What was behind the rise of the fashion empire?
The group seemed to be doing well, particularly the jewel in its crown, Topshop, which became known as a trend setter and attracted celebrity endorsements.
Kate Moss has twice worked with Sir Philip on Topshop lines, while Cara Delevingne, the model-turned-actress, became the face of the brand in 2014.
Sir Philip, who is reported to be worth almost £4bn, also appeared to be doing well from his acquisition.
In recent years, he has been snapped partying with everyone from Bill Clinton to Simon Cowell, and reportedly spent £20m on his 55th birthday party in the Maldives.
However, Mr Hyman believes that behind the scenes, all was not well at Arcadia.
“Arcadia for many years has been a business with one very good brand – Topshop – and others that are somewhat past their best.
“In a growth market it is easy to paper over the cracks, and there was a growth market from the mid 90s up until the financial crisis in 2008.”
Where are we now?
Today Arcadia has 1,170 shops in 36 countries, although the majority are concessions or franchises.

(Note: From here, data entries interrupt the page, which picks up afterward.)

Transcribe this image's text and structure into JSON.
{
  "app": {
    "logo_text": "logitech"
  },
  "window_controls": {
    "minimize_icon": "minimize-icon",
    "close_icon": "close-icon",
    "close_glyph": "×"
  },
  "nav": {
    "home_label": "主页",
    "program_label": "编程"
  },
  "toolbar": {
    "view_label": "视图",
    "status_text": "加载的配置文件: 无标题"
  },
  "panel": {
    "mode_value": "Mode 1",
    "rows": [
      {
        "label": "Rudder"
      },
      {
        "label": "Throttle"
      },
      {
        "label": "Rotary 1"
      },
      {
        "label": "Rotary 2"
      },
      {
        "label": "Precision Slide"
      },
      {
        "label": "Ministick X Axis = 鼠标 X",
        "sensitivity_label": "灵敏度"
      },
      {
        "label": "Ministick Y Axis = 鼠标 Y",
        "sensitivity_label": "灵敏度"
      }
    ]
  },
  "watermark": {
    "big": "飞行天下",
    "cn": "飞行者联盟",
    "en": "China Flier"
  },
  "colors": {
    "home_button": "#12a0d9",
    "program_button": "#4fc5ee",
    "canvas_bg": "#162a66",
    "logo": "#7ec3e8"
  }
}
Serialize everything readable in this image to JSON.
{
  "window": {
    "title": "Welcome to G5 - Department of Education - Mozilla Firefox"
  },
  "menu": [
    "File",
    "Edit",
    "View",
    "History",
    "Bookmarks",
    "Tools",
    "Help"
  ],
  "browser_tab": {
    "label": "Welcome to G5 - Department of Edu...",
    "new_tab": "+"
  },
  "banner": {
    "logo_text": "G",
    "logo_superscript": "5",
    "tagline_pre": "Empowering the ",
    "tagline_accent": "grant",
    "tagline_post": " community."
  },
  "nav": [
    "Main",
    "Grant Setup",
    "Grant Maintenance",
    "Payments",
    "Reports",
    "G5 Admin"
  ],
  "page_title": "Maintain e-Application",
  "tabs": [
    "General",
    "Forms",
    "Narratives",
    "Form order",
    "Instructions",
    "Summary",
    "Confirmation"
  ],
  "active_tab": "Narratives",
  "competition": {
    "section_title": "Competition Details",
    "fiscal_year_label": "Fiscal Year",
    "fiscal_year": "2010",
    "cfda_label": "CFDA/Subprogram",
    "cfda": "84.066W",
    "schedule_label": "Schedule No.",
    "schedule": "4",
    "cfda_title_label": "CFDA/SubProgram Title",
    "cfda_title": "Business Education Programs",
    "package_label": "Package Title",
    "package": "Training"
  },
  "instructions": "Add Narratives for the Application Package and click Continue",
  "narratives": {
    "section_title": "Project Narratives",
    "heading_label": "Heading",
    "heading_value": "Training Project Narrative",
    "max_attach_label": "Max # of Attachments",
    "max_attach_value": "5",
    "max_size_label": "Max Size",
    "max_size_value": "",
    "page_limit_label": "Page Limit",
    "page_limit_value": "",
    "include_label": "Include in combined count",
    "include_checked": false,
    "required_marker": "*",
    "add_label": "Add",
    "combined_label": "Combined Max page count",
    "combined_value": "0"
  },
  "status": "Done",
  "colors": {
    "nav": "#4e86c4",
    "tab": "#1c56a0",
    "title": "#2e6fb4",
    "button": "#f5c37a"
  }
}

It has also shut 200 of its UK stores over the past three years, and may be set to close more as it struggles with a challenging market.
The group now faces intense competition from a crop of more contemporary “fast fashion” retailers ranging from High Street behemoths like Zara and H&M to pure online players like Asos.
It’s also faced the same problems as other High Street retailers, including rising business rates and labour costs, too many unprofitable stores, and inflexible leases that make it hard to close failing shops.
“We’ve had 10 years of austerity, people don’t spend like they used to, and we’re massively over shopped,” believes Eric Musgrave, a fashion commentator and former editorial director of Drapers magazine.
“The speed at which the market is changing, and the number of new fashion rivals, has basically overwhelmed them.”
Richard Lim, an analyst at Retail Economics, says the rise of online shopping’s been a big factor too. “Not only are retailers facing fixed costs they face huge costs fulfilling online orders. That’s a lot easier to handle if you are a smaller, nimbler operator.”
Was Green to blame?
Some say that Sir Philip, who is reported to have run Arcadia with an iron fist, has been too slow to change.
Lord Stuart Rose, a former boss of M&S and retail rival, told the Financial Times in 2015: “He’s more of a yesterday’s man than he is a tomorrow’s man… Time has caught him up.”
It is also unclear whether a spate of personal scandals has damaged the group’s performance.
The tycoon received widespread criticism – and calls to strip his knighthood – after he sold BHS for £1 to serial bankrupt Dominic Chappell in 2015.
MPs accused him of stripping money out of the firm before the sale, leaving it with a pensions deficit of £571m, which Sir Philip eventually paid £363m into.
More recently Arcadia faced a consumer backlash after Sir Philip faced allegations of sexual harassment – claims he strongly denies.
Reports suggest Arcadia will seek a Company Voluntary Arrangement (CVA) – a solution that would enable it to avoid going bust by closing stores and cutting rents.
However, while this has worked for other struggling retailers such as Byron Burger and New Look, some question whether landlords will be prepared to grant Sir Philip concessions given his reported personal wealth.
The tycoon could also seek to sell the business, but some say prospective buyers could be put off by its large pension liabilities.
The ailing retailer has two final salary plans with a combined deficit in 2018 of £537m.